Adventures with TurnItIn
For the past three years, I've been using TurnItIn with my classes as a means of improving the quality of students work. Besides using it as a tool to prevent plagiarism, I've been using the Peer Review option to allow students to see and comment on each others work. Feedback from students, and by looking at their marks, this has been generally successful. Recently, TurnItIn introduced an array of new products including GradeMark™. According to the advertising blurb and what I read in the manuals, GradeMark should improves the process flow of marking and grading– allowing lecturers to electronically mark-up assignments. I've trialled other products and have been generally impressed by their ability to facility the use of structured feedback–in the form of rubrics–and the way the speed up the marking process, whilst allowing greater feedback.
So, it was with some excitement I set about marking a small set (30) of assignments from one of my classes. I spent a few hours setting up some generic rubrics that would apply to case analysis. This was probably too long but the documentation is weak in this area–it is a "how to" rather than a "why to" so it isn't always clear what needs to be done and why.
Anyway, I sat down to start marking. It normally takes me between twenty and thirty minutes to mark this type of assignment. Oh dear–TurnItIn being web based, and me being in New Zealand resulted in some really long response times. Even a simple mark up, using the quick tags, e.g. "S" (spelling), could take 5 seconds or more. This is too long. The quick tags are almost exclusively geared towards typos, and there is no way to add to them. So even adding a comment like "Good" (or if I was using a pen and paper, a tick mark), meant at least two lots of 5 second delays. What aggravated the situation is that if, between delays, I scrolled ahead reading the document, then at the end of the fie seconds or so, I be repositioned back to where I was originally. No, those delays were here to stay.
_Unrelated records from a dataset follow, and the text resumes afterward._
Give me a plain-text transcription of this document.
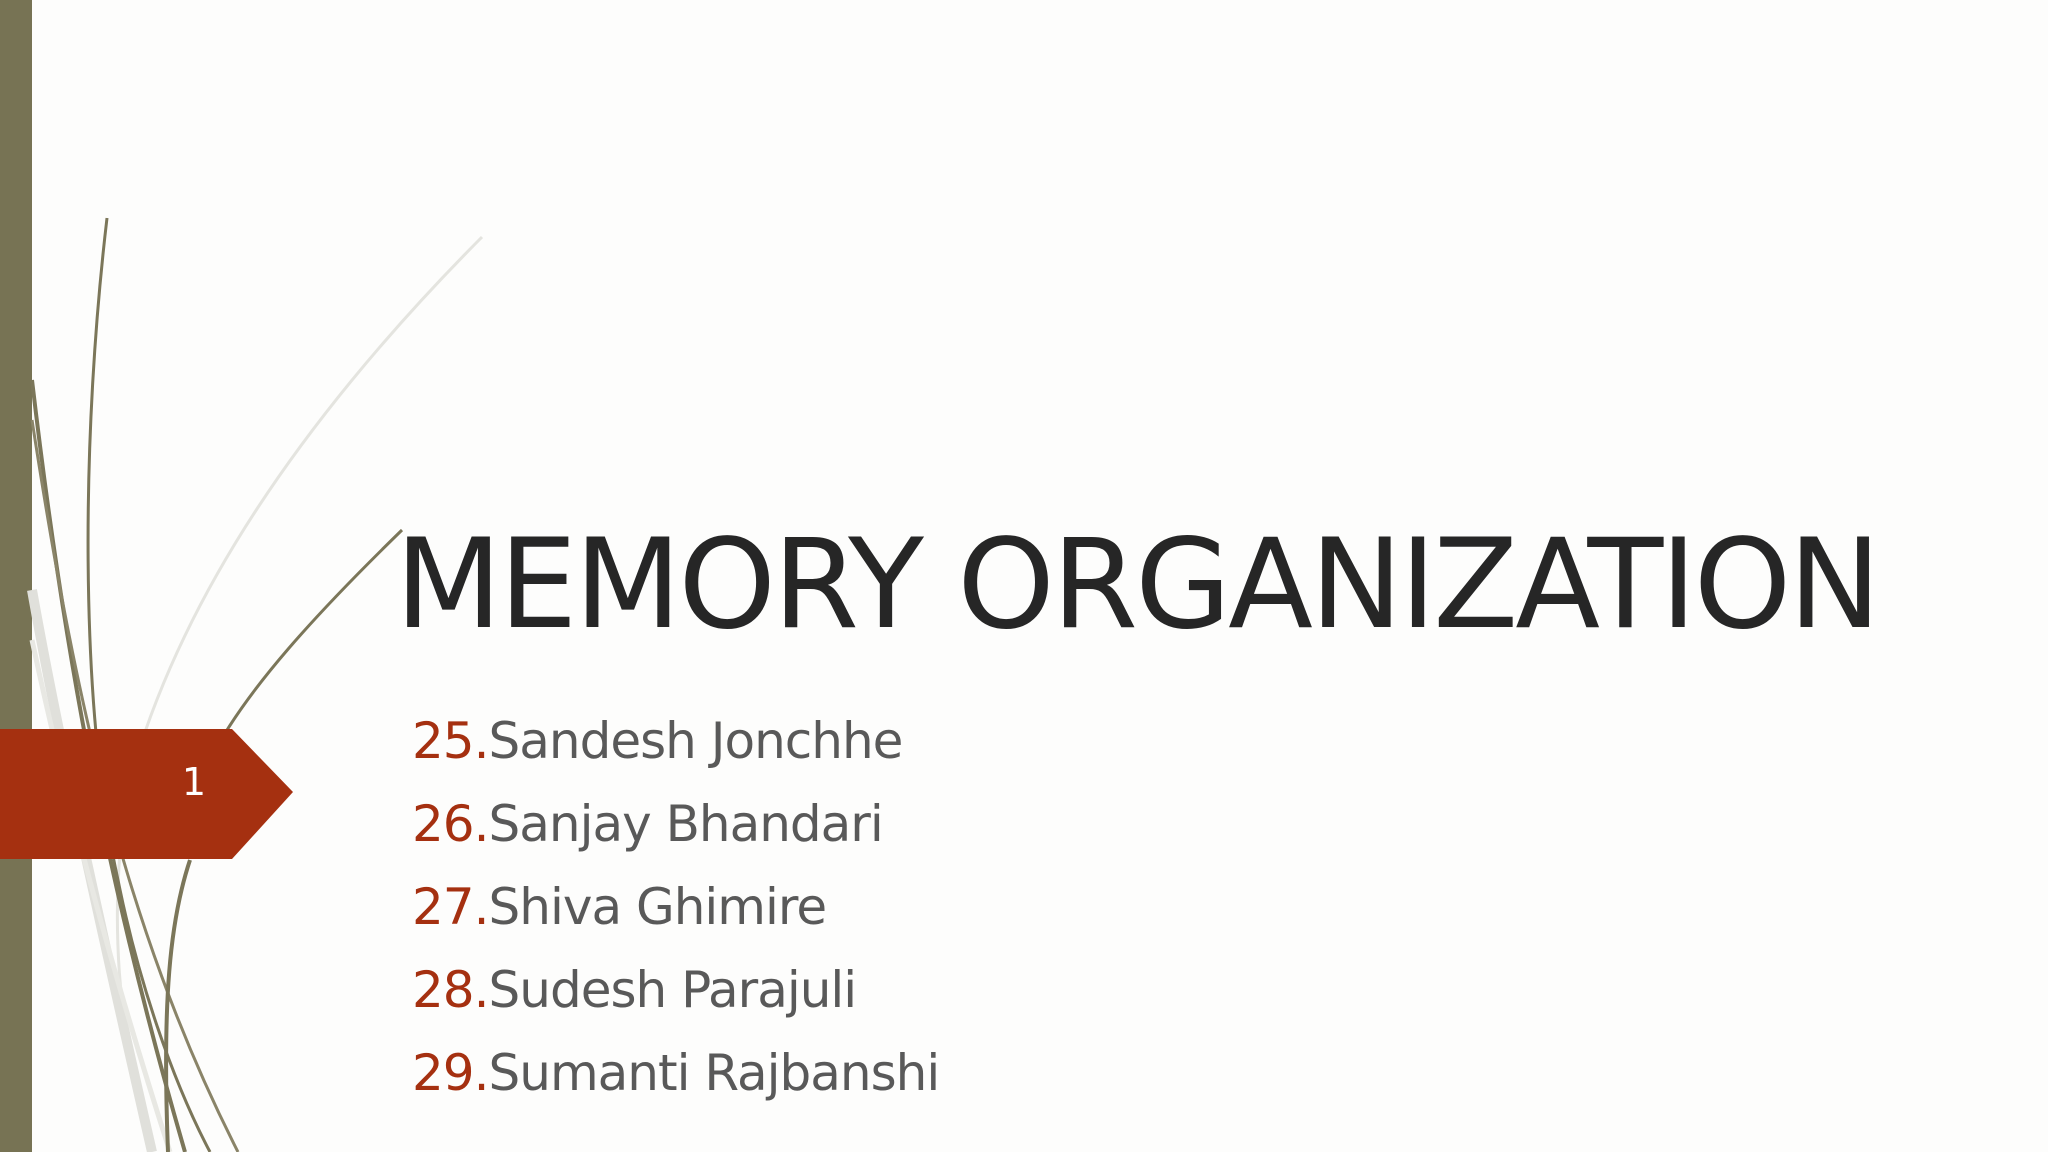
1
MEMORY ORGANIZATION
25.Sandesh Jonchhe
26.Sanjay Bhandari
27.Shiva Ghimire
28.Sudesh Parajuli
29.Sumanti Rajbanshi
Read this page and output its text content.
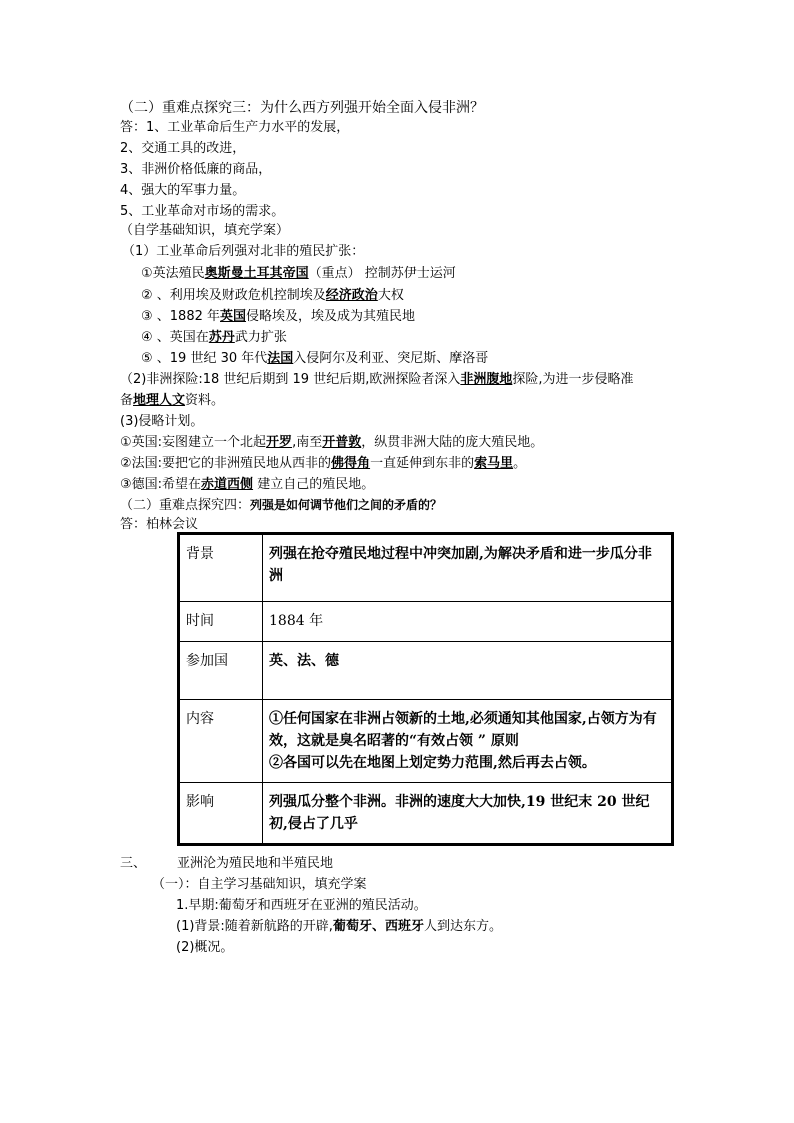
（二）重难点探究三：为什么西方列强开始全面入侵非洲？
答：1、工业革命后生产力水平的发展，
2、交通工具的改进，
3、非洲价格低廉的商品，
4、强大的军事力量。
5、工业革命对市场的需求。
（自学基础知识，填充学案）
（1）工业革命后列强对北非的殖民扩张：
①英法殖民奥斯曼土耳其帝国（重点） 控制苏伊士运河
② 、利用埃及财政危机控制埃及经济政治大权
③ 、1882 年英国侵略埃及，埃及成为其殖民地
④ 、英国在苏丹武力扩张
⑤ 、19 世纪 30 年代法国入侵阿尔及利亚、突尼斯、摩洛哥
（2)非洲探险:18 世纪后期到 19 世纪后期,欧洲探险者深入非洲腹地探险,为进一步侵略准
备地理人文资料。
(3)侵略计划。
①英国:妄图建立一个北起开罗,南至开普敦，纵贯非洲大陆的庞大殖民地。
②法国:要把它的非洲殖民地从西非的佛得角一直延伸到东非的索马里。
③德国:希望在赤道西侧 建立自己的殖民地。
（二）重难点探究四：列强是如何调节他们之间的矛盾的？
答：柏林会议
背景	列强在抢夺殖民地过程中冲突加剧,为解决矛盾和进一步瓜分非洲
时间	1884 年
参加国	英、法、德
内容	①任何国家在非洲占领新的土地,必须通知其他国家,占领方为有效，这就是臭名昭著的“有效占领 ” 原则
②各国可以先在地图上划定势力范围,然后再去占领。

影响	列强瓜分整个非洲。非洲的速度大大加快,19 世纪末 20 世纪初,侵占了几乎
三、 亚洲沦为殖民地和半殖民地
（一）：自主学习基础知识，填充学案
1.早期:葡萄牙和西班牙在亚洲的殖民活动。
(1)背景:随着新航路的开辟,葡萄牙、西班牙人到达东方。
(2)概况。
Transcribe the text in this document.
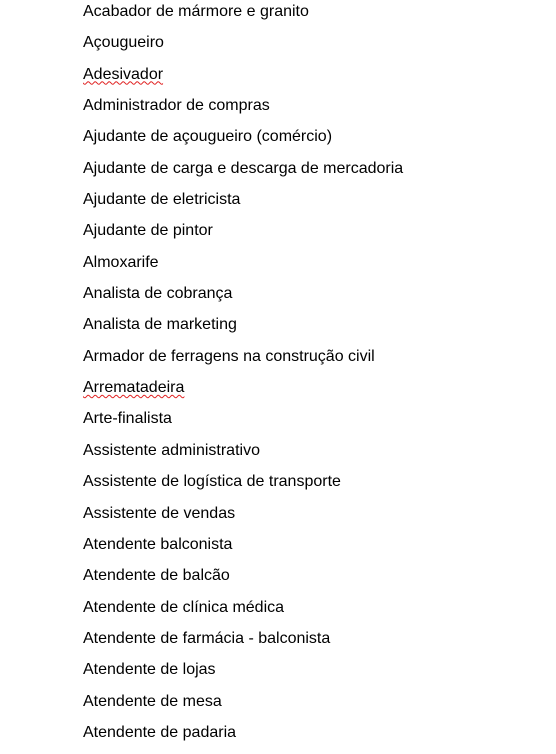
Acabador de mármore e granito
Açougueiro
Adesivador
Administrador de compras
Ajudante de açougueiro (comércio)
Ajudante de carga e descarga de mercadoria
Ajudante de eletricista
Ajudante de pintor
Almoxarife
Analista de cobrança
Analista de marketing
Armador de ferragens na construção civil
Arrematadeira
Arte-finalista
Assistente administrativo
Assistente de logística de transporte
Assistente de vendas
Atendente balconista
Atendente de balcão
Atendente de clínica médica
Atendente de farmácia - balconista
Atendente de lojas
Atendente de mesa
Atendente de padaria
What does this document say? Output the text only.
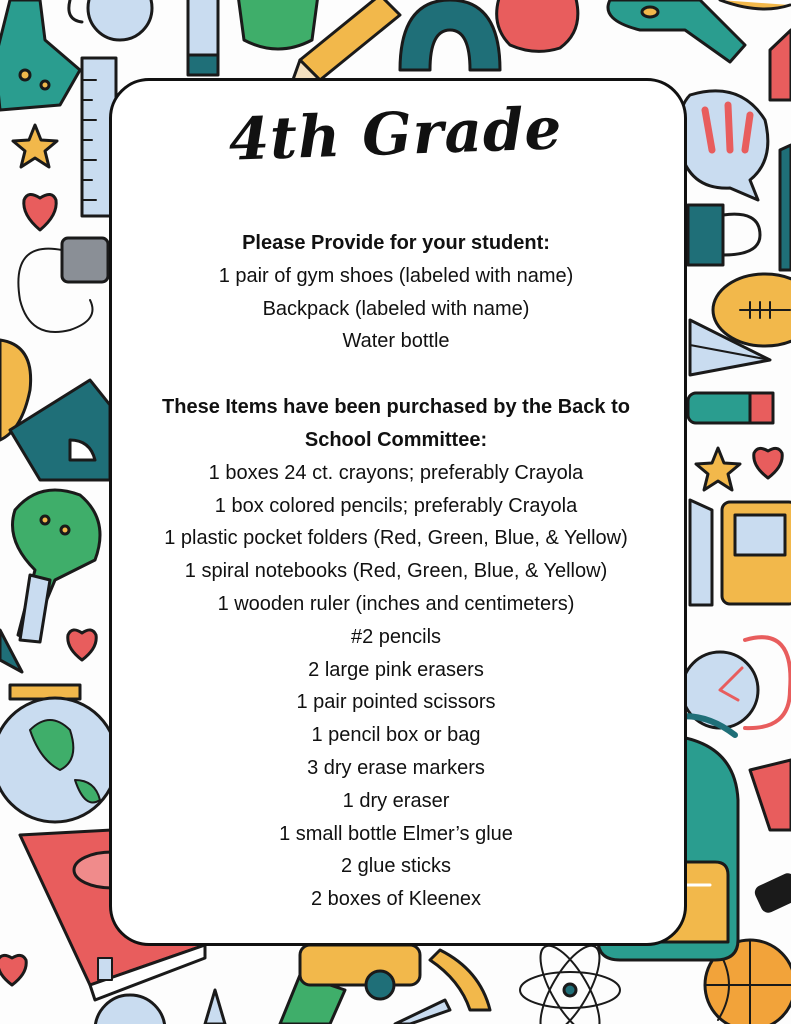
4th Grade
Please Provide for your student:
1 pair of gym shoes (labeled with name)
Backpack (labeled with name)
Water bottle
These Items have been purchased by the Back to
School Committee:
1 boxes 24 ct. crayons; preferably Crayola
1 box colored pencils; preferably Crayola
1 plastic pocket folders (Red, Green, Blue, & Yellow)
1 spiral notebooks (Red, Green, Blue, & Yellow)
1 wooden ruler (inches and centimeters)
#2 pencils
2 large pink erasers
1 pair pointed scissors
1 pencil box or bag
3 dry erase markers
1 dry eraser
1 small bottle Elmer’s glue
2 glue sticks
2 boxes of Kleenex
Now it isn't all bad. When I wanted to add an extended comment the delays had no real impact. But for the bulk of my comments (except at the end) tend to be rather small.
After half a dozen essays I gave up. It was taking me nearly an hour to mark a single essay and I found that I wasn't giving the normal quality of feedback I like.
So, I printed the rest of the out and marked them the old fashioned way.
Que sera–it's important to try these things out. I hope the students don't' feel disadvantaged in anyway.